[The Mother’s Recompense, Volume I. by Grace Aguilar]@TWC D-Link bookThe Mother’s Recompense, Volume I. CHAPTER VII 32/49
As soon as the last carriage had rolled from the door she summoned Allison, the Duchess's own maid, and in accents that painfully betrayed the agitation within, implored her to procure her a carriage and fleet horses, as circumstances had occurred which obliged her instantly to return to town.
She besought her neither to question her nor to speak of her sudden resolution to any one, as the note she would leave behind for her Grace would fully explain all.

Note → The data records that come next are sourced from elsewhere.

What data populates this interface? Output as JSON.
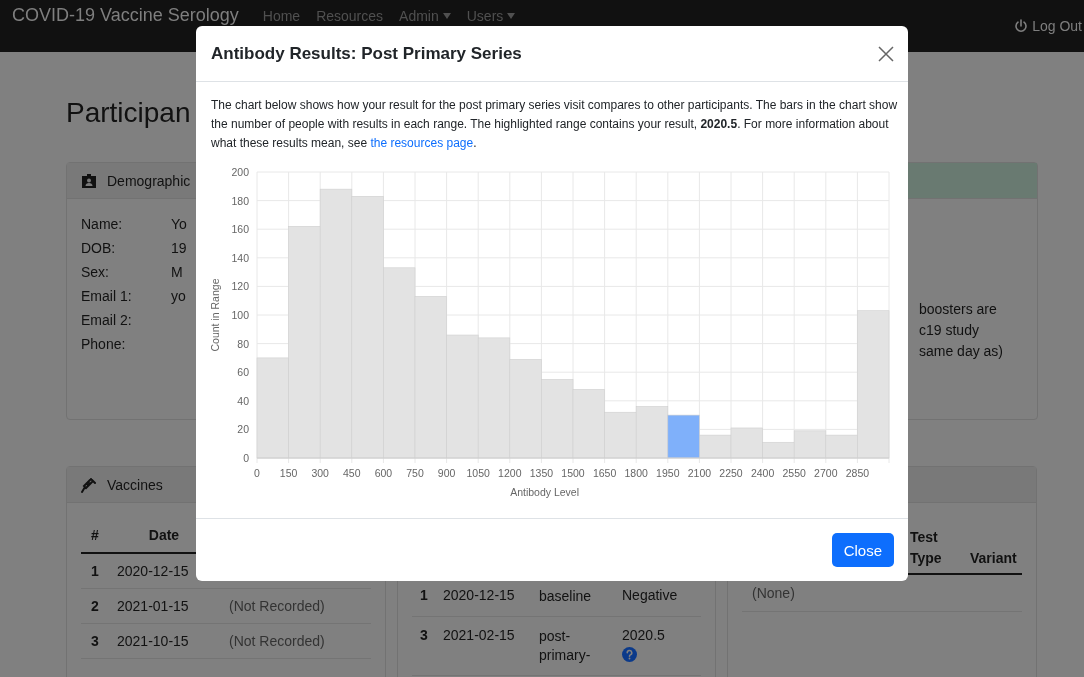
{
  "navbar": {
    "brand": "COVID-19 Vaccine Serology",
    "menu": [
      {
        "label": "Home",
        "dropdown": false
      },
      {
        "label": "Resources",
        "dropdown": false
      },
      {
        "label": "Admin",
        "dropdown": true
      },
      {
        "label": "Users",
        "dropdown": true
      }
    ],
    "logout": "Log Out"
  },
  "page_title": "Participan",
  "demographics": {
    "title": "Demographic",
    "fields": [
      {
        "label": "Name:",
        "value": "Yo"
      },
      {
        "label": "DOB:",
        "value": "19"
      },
      {
        "label": "Sex:",
        "value": "M"
      },
      {
        "label": "Email 1:",
        "value": "yo"
      },
      {
        "label": "Email 2:"
      },
      {
        "label": "Phone:"
      }
    ]
  },
  "notice": {
    "lines": [
      "boosters are",
      "c19 study",
      "same day as)"
    ]
  },
  "vaccines": {
    "title": "Vaccines",
    "columns": [
      "#",
      "Date"
    ],
    "rows": [
      {
        "number": "1",
        "date": "2020-12-15"
      },
      {
        "number": "2",
        "date": "2021-01-15",
        "column_3": "(Not Recorded)"
      },
      {
        "number": "3",
        "date": "2021-10-15",
        "column_3": "(Not Recorded)"
      }
    ]
  },
  "serology": {
    "rows": [
      {
        "number": "1",
        "date": "2020-12-15",
        "visit": "baseline",
        "result": "Negative",
        "help": false
      },
      {
        "number": "3",
        "date": "2021-02-15",
        "visit": "post-primary-",
        "result": "2020.5",
        "help": true
      }
    ]
  },
  "variants": {
    "columns": [
      "Test Type",
      "Variant"
    ],
    "rows": [
      {
        "column_1": "(None)"
      }
    ]
  },
  "modal": {
    "title": "Antibody Results: Post Primary Series",
    "intro": "The chart below shows how your result for the post primary series visit compares to other participants. The bars in the chart show the number of people with results in each range. The highlighted range contains your result, **2020.5**. For more information about what these results mean, see",
    "link": "the resources page",
    "after_link": ".",
    "chart_data": {
      "type": "bar",
      "xlabel": "Antibody Level",
      "ylabel": "Count in Range",
      "stacked": true,
      "grid": true,
      "categories": [
        "0",
        "150",
        "300",
        "450",
        "600",
        "750",
        "900",
        "1050",
        "1200",
        "1350",
        "1500",
        "1650",
        "1800",
        "1950",
        "2100",
        "2250",
        "2400",
        "2550",
        "2700",
        "2850"
      ],
      "series": [
        {
          "color": "#e3e3e3",
          "values": [
            70,
            162,
            188,
            183,
            133,
            113,
            86,
            84,
            69,
            55,
            48,
            32,
            36,
            null,
            16,
            21,
            11,
            19,
            16,
            103
          ]
        },
        {
          "color": "#7fb0fa",
          "values": [
            null,
            null,
            null,
            null,
            null,
            null,
            null,
            null,
            null,
            null,
            null,
            null,
            null,
            30,
            null,
            null,
            null,
            null,
            null,
            null
          ]
        }
      ],
      "ylim": [
        0,
        200
      ],
      "yticks": [
        0,
        20,
        40,
        60,
        80,
        100,
        120,
        140,
        160,
        180,
        200
      ]
    },
    "close_button": "Close"
  }
}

Allison remained for some few minutes gazing on the agitated girl, in motionless astonishment. "Return to London at such a time of night, and alone," she rather allowed to drop from her lips than said, after a long pause. "Oh, would to heaven some one would go with me! but I know none whom I can ask," Caroline replied, in a tone of anguish, and seizing Allison's hand, again and again implored her assistance.
Briefly she promised to do all she could for her, and left her, not to do her bidding by seeking some conveyance, but to report the strange request and still more alarming manner of Caroline to her Grace; who, for some secret reason, which her daughters and friends in vain endeavoured to solve, had at the very last moment declared her intention of not accompanying them, and wishing them, with the utmost kindness, a pleasant evening, commissioned Lady Lucy and her eldest brother, who had lately joined them, to supply her place in their own party, and tender her excuses to the noble master of the _fete_.
The simple truth was, that the penetration of the Duchess had observed and detected from the very first the manoeuvres of Lord Alphingham and Caroline. The former, as may have already been discovered, was one of those against whom her prejudice was very strong.